When is collaboration by students on a problem set commendable and when is it cheating?

Does MIT need an honor code?

Is there a meaningful relation between these issues and the realms of professional life in which MIT students will work after graduation?

These and other questions involving intellectual integrity, on campus and in post-academic settings, will be the subject of an October 21 MIT Colloquium, "Success and/or Honesty: In Here, Out There."

President Charles M. Vest will open the colloquium and introduce 10 panelists and Institute Professor Robert M. Solow, the 1987 Nobel Laureate in economics, who will serve as interlocutor for the plenary session in Kresge from 4:15-6pm. Remarks by and exchanges among the panel members, as well as interaction with the audience, will be stimulated and guided by the interlocutor.

At the conclusion of the plenary session, Provost Mark S. Wrighton will offer a summation.

The plenary session will be followed by smaller group discussions, with food, organized by the various MIT academic departments and by special meetings for freshmen hosted by teachers in the science core and HASS disciplines.

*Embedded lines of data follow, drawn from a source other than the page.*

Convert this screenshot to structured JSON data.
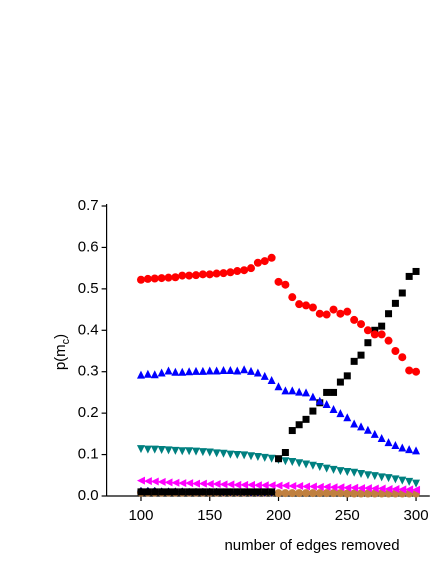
{
  "chart_data": {
    "type": "scatter",
    "xlabel": "number of edges removed",
    "ylabel": {
      "base": "p(m",
      "sub": "c",
      "end": ")"
    },
    "xlim": [
      75,
      310
    ],
    "ylim": [
      0,
      0.7
    ],
    "xticks": [
      100,
      150,
      200,
      250,
      300
    ],
    "yticks": [
      {
        "value": 0,
        "label": "0.0"
      },
      0.1,
      0.2,
      0.3,
      0.4,
      0.5,
      0.6,
      0.7
    ],
    "x": [
      100,
      105,
      110,
      115,
      120,
      125,
      130,
      135,
      140,
      145,
      150,
      155,
      160,
      165,
      170,
      175,
      180,
      185,
      190,
      195,
      200,
      205,
      210,
      215,
      220,
      225,
      230,
      235,
      240,
      245,
      250,
      255,
      260,
      265,
      270,
      275,
      280,
      285,
      290,
      295,
      300
    ],
    "series": [
      {
        "marker": "circle",
        "color": "#ff0000",
        "values": [
          0.522,
          0.524,
          0.525,
          0.526,
          0.527,
          0.528,
          0.532,
          0.532,
          0.533,
          0.535,
          0.535,
          0.537,
          0.538,
          0.54,
          0.543,
          0.545,
          0.55,
          0.563,
          0.567,
          0.575,
          0.517,
          0.51,
          0.48,
          0.463,
          0.46,
          0.455,
          0.44,
          0.438,
          0.45,
          0.44,
          0.445,
          0.425,
          0.415,
          0.4,
          0.39,
          0.39,
          0.375,
          0.35,
          0.335,
          0.303,
          0.3
        ]
      },
      {
        "marker": "triangle-up",
        "color": "#0000ff",
        "values": [
          0.293,
          0.295,
          0.294,
          0.298,
          0.303,
          0.3,
          0.3,
          0.301,
          0.302,
          0.302,
          0.303,
          0.303,
          0.304,
          0.304,
          0.303,
          0.306,
          0.302,
          0.298,
          0.29,
          0.28,
          0.265,
          0.255,
          0.255,
          0.252,
          0.25,
          0.24,
          0.23,
          0.222,
          0.21,
          0.2,
          0.19,
          0.175,
          0.168,
          0.16,
          0.15,
          0.14,
          0.13,
          0.123,
          0.117,
          0.113,
          0.11
        ]
      },
      {
        "marker": "square",
        "color": "#000000",
        "values": [
          0.01,
          0.01,
          0.01,
          0.01,
          0.01,
          0.01,
          0.01,
          0.01,
          0.01,
          0.01,
          0.01,
          0.01,
          0.01,
          0.01,
          0.01,
          0.01,
          0.01,
          0.01,
          0.01,
          0.01,
          0.09,
          0.105,
          0.158,
          0.172,
          0.185,
          0.205,
          0.225,
          0.25,
          0.25,
          0.275,
          0.29,
          0.325,
          0.34,
          0.37,
          0.4,
          0.41,
          0.44,
          0.465,
          0.49,
          0.53,
          0.542
        ]
      },
      {
        "marker": "triangle-down",
        "color": "#008080",
        "values": [
          0.113,
          0.112,
          0.112,
          0.111,
          0.11,
          0.109,
          0.108,
          0.108,
          0.107,
          0.106,
          0.105,
          0.103,
          0.102,
          0.1,
          0.099,
          0.098,
          0.096,
          0.094,
          0.092,
          0.09,
          0.087,
          0.084,
          0.082,
          0.079,
          0.076,
          0.073,
          0.07,
          0.066,
          0.063,
          0.06,
          0.058,
          0.056,
          0.053,
          0.05,
          0.048,
          0.045,
          0.043,
          0.04,
          0.037,
          0.034,
          0.03
        ]
      },
      {
        "marker": "triangle-left",
        "color": "#ff00ff",
        "values": [
          0.037,
          0.036,
          0.035,
          0.034,
          0.033,
          0.032,
          0.031,
          0.031,
          0.03,
          0.03,
          0.029,
          0.029,
          0.028,
          0.028,
          0.027,
          0.027,
          0.027,
          0.026,
          0.026,
          0.026,
          0.025,
          0.025,
          0.024,
          0.024,
          0.023,
          0.023,
          0.022,
          0.022,
          0.021,
          0.021,
          0.02,
          0.02,
          0.019,
          0.019,
          0.018,
          0.018,
          0.017,
          0.017,
          0.016,
          0.016,
          0.015
        ]
      },
      {
        "marker": "diamond",
        "color": "#000080",
        "values": [
          0.012,
          0.012,
          0.012,
          0.011,
          0.011,
          0.011,
          0.011,
          0.01,
          0.01,
          0.01,
          0.01,
          0.01,
          0.009,
          0.009,
          0.009,
          0.009,
          0.008,
          0.008,
          0.008,
          0.008,
          null,
          null,
          null,
          null,
          null,
          null,
          null,
          null,
          null,
          null,
          null,
          null,
          null,
          null,
          null,
          null,
          null,
          null,
          null,
          null,
          null
        ]
      },
      {
        "marker": "circle",
        "color": "#c0803f",
        "values": [
          0.008,
          0.008,
          0.008,
          0.008,
          0.008,
          0.008,
          0.008,
          0.008,
          0.008,
          0.008,
          0.008,
          0.008,
          0.008,
          0.008,
          0.008,
          0.008,
          0.008,
          0.008,
          0.008,
          0.008,
          0.007,
          0.007,
          0.007,
          0.007,
          0.007,
          0.007,
          0.007,
          0.007,
          0.007,
          0.007,
          0.006,
          0.006,
          0.006,
          0.006,
          0.006,
          0.006,
          0.006,
          0.006,
          0.006,
          0.006,
          0.006
        ]
      }
    ]
  }
}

Professor Travis R. Merritt, head of the Undergraduate Academic Affairs Office and chair of the MIT Colloquium, has with his colleagues assembled a diverse panel for the Kresge Auditorium discussion. On the panel will be:

Shirley A. Jackson `68, Distinguished Research Physicist at AT&T Bell Laboratories.

Pauline R. Maier, William R. Kenan Jr. Professor of American History at MIT.

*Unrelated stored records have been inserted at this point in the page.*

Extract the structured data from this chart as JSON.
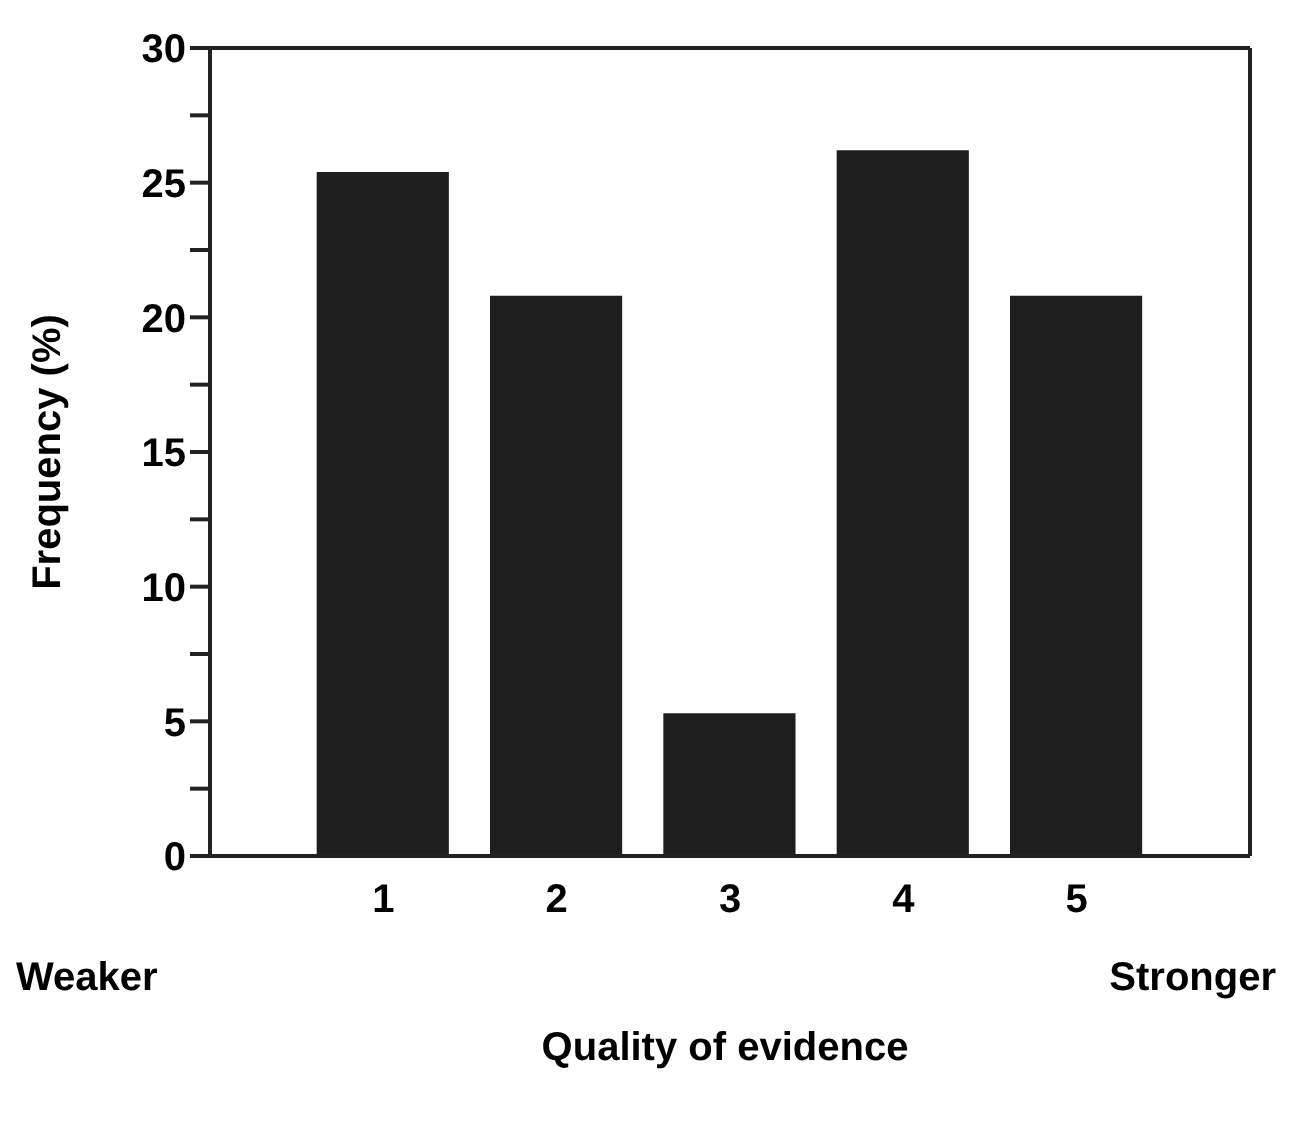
{
  "chart_data": {
    "type": "bar",
    "xlabel": "Quality of evidence",
    "ylabel": "Frequency (%)",
    "x": [
      1,
      2,
      3,
      4,
      5
    ],
    "values": [
      25.4,
      20.8,
      5.3,
      26.2,
      20.8
    ],
    "color": "#1e1e1e",
    "xlim": [
      0,
      6
    ],
    "xticks": [
      1,
      2,
      3,
      4,
      5
    ],
    "ylim": [
      0,
      30
    ],
    "yticks": [
      0,
      {
        "value": 2.5,
        "label": null
      },
      5,
      {
        "value": 7.5,
        "label": null
      },
      10,
      {
        "value": 12.5,
        "label": null
      },
      15,
      {
        "value": 17.5,
        "label": null
      },
      20,
      {
        "value": 22.5,
        "label": null
      },
      25,
      {
        "value": 27.5,
        "label": null
      },
      30
    ],
    "annotations": [
      "Weaker",
      "Stronger"
    ],
    "grid": false
  }
}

Margaret Marshall, immediate past president, Boston Bar Association.

Donald L. McCabe, associate professor at Rutgers' Graduate School of Management.

Kenneth Olsen `50, founder and former president, Digital Equipment Corporation.

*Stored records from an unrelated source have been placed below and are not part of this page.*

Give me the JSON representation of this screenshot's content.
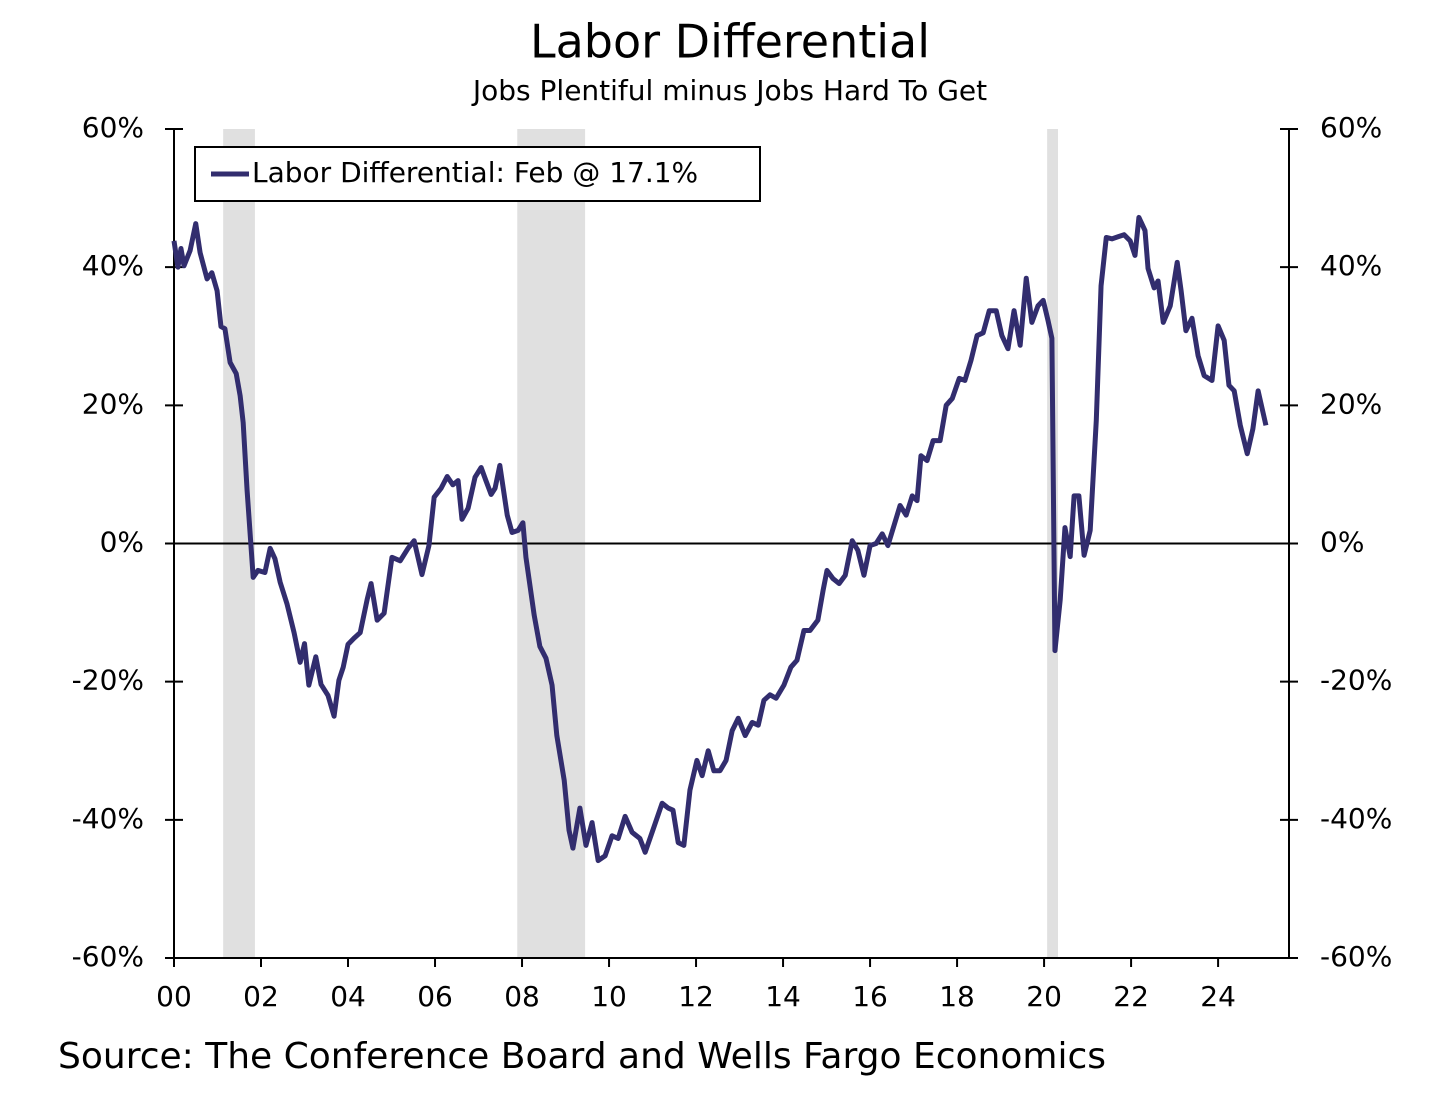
{
  "chart_data": {
    "type": "line",
    "title": "Labor Differential",
    "subtitle": "Jobs Plentiful minus Jobs Hard To Get",
    "source": "Source: The Conference Board and Wells Fargo Economics",
    "x": [
      2000.0,
      2000.09,
      2000.16,
      2000.23,
      2000.37,
      2000.5,
      2000.6,
      2000.76,
      2000.87,
      2000.99,
      2001.08,
      2001.17,
      2001.29,
      2001.43,
      2001.52,
      2001.59,
      2001.68,
      2001.82,
      2001.93,
      2002.09,
      2002.21,
      2002.32,
      2002.44,
      2002.6,
      2002.76,
      2002.9,
      2003.0,
      2003.1,
      2003.26,
      2003.38,
      2003.54,
      2003.68,
      2003.79,
      2003.89,
      2004.0,
      2004.14,
      2004.28,
      2004.44,
      2004.53,
      2004.67,
      2004.83,
      2005.01,
      2005.2,
      2005.38,
      2005.52,
      2005.7,
      2005.86,
      2005.98,
      2006.14,
      2006.28,
      2006.41,
      2006.53,
      2006.62,
      2006.76,
      2006.92,
      2007.06,
      2007.17,
      2007.29,
      2007.38,
      2007.49,
      2007.66,
      2007.77,
      2007.91,
      2008.02,
      2008.09,
      2008.28,
      2008.41,
      2008.55,
      2008.69,
      2008.8,
      2008.97,
      2009.08,
      2009.17,
      2009.33,
      2009.47,
      2009.61,
      2009.75,
      2009.91,
      2010.07,
      2010.21,
      2010.37,
      2010.53,
      2010.71,
      2010.83,
      2010.99,
      2011.1,
      2011.22,
      2011.36,
      2011.47,
      2011.59,
      2011.72,
      2011.86,
      2012.02,
      2012.14,
      2012.28,
      2012.41,
      2012.55,
      2012.69,
      2012.83,
      2012.97,
      2013.13,
      2013.29,
      2013.43,
      2013.56,
      2013.7,
      2013.84,
      2014.02,
      2014.18,
      2014.32,
      2014.48,
      2014.62,
      2014.8,
      2014.92,
      2015.01,
      2015.15,
      2015.29,
      2015.43,
      2015.59,
      2015.72,
      2015.86,
      2016.0,
      2016.14,
      2016.28,
      2016.41,
      2016.55,
      2016.69,
      2016.83,
      2016.97,
      2017.08,
      2017.17,
      2017.31,
      2017.45,
      2017.61,
      2017.75,
      2017.89,
      2018.05,
      2018.18,
      2018.32,
      2018.46,
      2018.6,
      2018.74,
      2018.9,
      2019.03,
      2019.17,
      2019.31,
      2019.45,
      2019.59,
      2019.72,
      2019.86,
      2019.98,
      2020.09,
      2020.18,
      2020.25,
      2020.37,
      2020.48,
      2020.6,
      2020.69,
      2020.8,
      2020.92,
      2021.06,
      2021.2,
      2021.31,
      2021.43,
      2021.56,
      2021.7,
      2021.84,
      2021.98,
      2022.09,
      2022.18,
      2022.32,
      2022.39,
      2022.53,
      2022.62,
      2022.74,
      2022.9,
      2023.06,
      2023.15,
      2023.26,
      2023.4,
      2023.54,
      2023.68,
      2023.86,
      2024.0,
      2024.14,
      2024.25,
      2024.37,
      2024.51,
      2024.67,
      2024.8,
      2024.92,
      2025.1
    ],
    "series": [
      {
        "name": "Labor Differential: Feb @ 17.1%",
        "color": "#322d6e",
        "values": [
          43.8,
          40,
          42.7,
          40.2,
          42.4,
          46.3,
          42.1,
          38.3,
          39.2,
          36.6,
          31.4,
          31.1,
          26.2,
          24.6,
          21.4,
          17.5,
          7.7,
          -4.9,
          -3.9,
          -4.2,
          -0.7,
          -2.2,
          -5.6,
          -8.8,
          -12.9,
          -17.2,
          -14.5,
          -20.5,
          -16.4,
          -20.4,
          -22,
          -25,
          -19.8,
          -17.9,
          -14.6,
          -13.7,
          -12.9,
          -8.1,
          -5.8,
          -11.1,
          -10.1,
          -2,
          -2.5,
          -0.7,
          0.4,
          -4.5,
          -0.3,
          6.7,
          8,
          9.7,
          8.5,
          9.1,
          3.5,
          5.1,
          9.6,
          11,
          9.1,
          7.1,
          8,
          11.3,
          4.1,
          1.6,
          1.9,
          3,
          -2,
          -10.4,
          -14.9,
          -16.6,
          -20.5,
          -27.8,
          -34.3,
          -41.5,
          -44.1,
          -38.3,
          -43.7,
          -40.4,
          -45.9,
          -45.2,
          -42.3,
          -42.7,
          -39.5,
          -41.8,
          -42.7,
          -44.7,
          -41.8,
          -39.8,
          -37.6,
          -38.3,
          -38.6,
          -43.3,
          -43.7,
          -35.7,
          -31.4,
          -33.6,
          -30,
          -32.9,
          -32.9,
          -31.4,
          -27.1,
          -25.3,
          -27.8,
          -25.9,
          -26.3,
          -22.7,
          -21.9,
          -22.4,
          -20.5,
          -17.9,
          -16.9,
          -12.6,
          -12.6,
          -11.1,
          -6.8,
          -3.9,
          -5.1,
          -5.8,
          -4.6,
          0.4,
          -1,
          -4.6,
          -0.3,
          0,
          1.4,
          -0.3,
          2.6,
          5.5,
          4.1,
          6.9,
          6.2,
          12.7,
          12,
          14.9,
          14.9,
          20,
          21,
          23.9,
          23.6,
          26.5,
          30.1,
          30.5,
          33.7,
          33.7,
          30.1,
          28.2,
          33.7,
          28.7,
          38.4,
          32,
          34.4,
          35.2,
          32.3,
          29.7,
          -15.5,
          -8.2,
          2.3,
          -1.9,
          6.9,
          6.9,
          -1.7,
          1.9,
          17.8,
          37.3,
          44.3,
          44.1,
          44.4,
          44.7,
          43.8,
          41.7,
          47.2,
          45.3,
          39.8,
          37,
          38,
          32,
          34.4,
          40.7,
          36.6,
          30.8,
          32.6,
          27.2,
          24.3,
          23.6,
          31.5,
          29.4,
          22.9,
          22.1,
          17.1,
          13,
          16.6,
          22.1,
          17.1
        ]
      }
    ],
    "shaded_periods": [
      {
        "start": 2001.13,
        "end": 2001.86
      },
      {
        "start": 2007.89,
        "end": 2009.45
      },
      {
        "start": 2020.07,
        "end": 2020.32
      }
    ],
    "shade_color": "#e0e0e0",
    "xlim": [
      2000,
      2025.63
    ],
    "xticks": [
      {
        "value": 2000,
        "label": "00"
      },
      {
        "value": 2002,
        "label": "02"
      },
      {
        "value": 2004,
        "label": "04"
      },
      {
        "value": 2006,
        "label": "06"
      },
      {
        "value": 2008,
        "label": "08"
      },
      {
        "value": 2010,
        "label": "10"
      },
      {
        "value": 2012,
        "label": "12"
      },
      {
        "value": 2014,
        "label": "14"
      },
      {
        "value": 2016,
        "label": "16"
      },
      {
        "value": 2018,
        "label": "18"
      },
      {
        "value": 2020,
        "label": "20"
      },
      {
        "value": 2022,
        "label": "22"
      },
      {
        "value": 2024,
        "label": "24"
      }
    ],
    "ylim": [
      -60,
      60
    ],
    "yticks": [
      {
        "value": -60,
        "label": "-60%"
      },
      {
        "value": -40,
        "label": "-40%"
      },
      {
        "value": -20,
        "label": "-20%"
      },
      {
        "value": 0,
        "label": "0%"
      },
      {
        "value": 20,
        "label": "20%"
      },
      {
        "value": 40,
        "label": "40%"
      },
      {
        "value": 60,
        "label": "60%"
      }
    ],
    "y2lim": [
      -60,
      60
    ],
    "y2ticks": [
      {
        "value": -60,
        "label": "-60%"
      },
      {
        "value": -40,
        "label": "-40%"
      },
      {
        "value": -20,
        "label": "-20%"
      },
      {
        "value": 0,
        "label": "0%"
      },
      {
        "value": 20,
        "label": "20%"
      },
      {
        "value": 40,
        "label": "40%"
      },
      {
        "value": 60,
        "label": "60%"
      }
    ],
    "legend": "top-left"
  }
}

Arun Patel, MIT senior in architecture.

MIT Physics Professor Robert P. Redwine.

David G. Steel, MIT graduate student in physics.

Kelly M. Sullivan, MIT senior in mechanical engineering.

MIT Associate Provost Sheila Widnall `60, the Abby Rockefeller Mauze Professor of Aeronautics and Astronautics.

Members of the MIT community have been invited by a letter from President Charles M. Vest and Professor Merritt to participate in the colloquium.

"We all have a stake in this matter," they said in their letter. "Both faculty and students have expressed a high level of interest in the issues as well as a wide range of experience and opinion relevant to them. We hope that on October 21 people from all walks of our academic life-faculty, research and administrative staff, graduate and undergraduate students, and alumni/ae-will take an active part in discourse that will carry through into a yearlong series of practical activities designed to make things better."

Among the topics the colloquium will explore, the letter said, are:

The effect on individual behavior of competitive pressures to succeed or survive.

The need for greater clarity in defining the limits of allowable collaboration and teamwork in relation to individual achievement.

The efficacy of academic honor codes and professional standards of ethics versus a common sense of human decency.

The role of likely detection and well-publicized punishment in deterring dishonest practice.

Professor Merritt, in an article in the September issue of the MIT Faculty Newsletter, said that many faculty are aware that "academic dishonesty here is not just the undergraduates' problem, but rather the result of a sort of unconscious collaboration among all of us."

He urged faculty to think about, among other things, ways of reducing "the sense of relentless pressure and overload which drives our students to cheat" and ways to "make crystal clear to students in our classes precisely which kinds of collaborative teaming are permissible (and even laudable) on homework, and which ones are not."

In preparation for the colloquium, Assistant Dean for Research Alberta Lipson and other members of the Undergraduate Academic Affairs staff have been conducting exhaustive surveys, by questionnaires, of experience and opinion relevant to academic dishonesty at MIT. It is expected that some data from the surveys will be made available as background for the October 21 event.


A version of this article appeared in the October 7, 1992 issue of MIT Tech Talk (Volume 37, Number 9).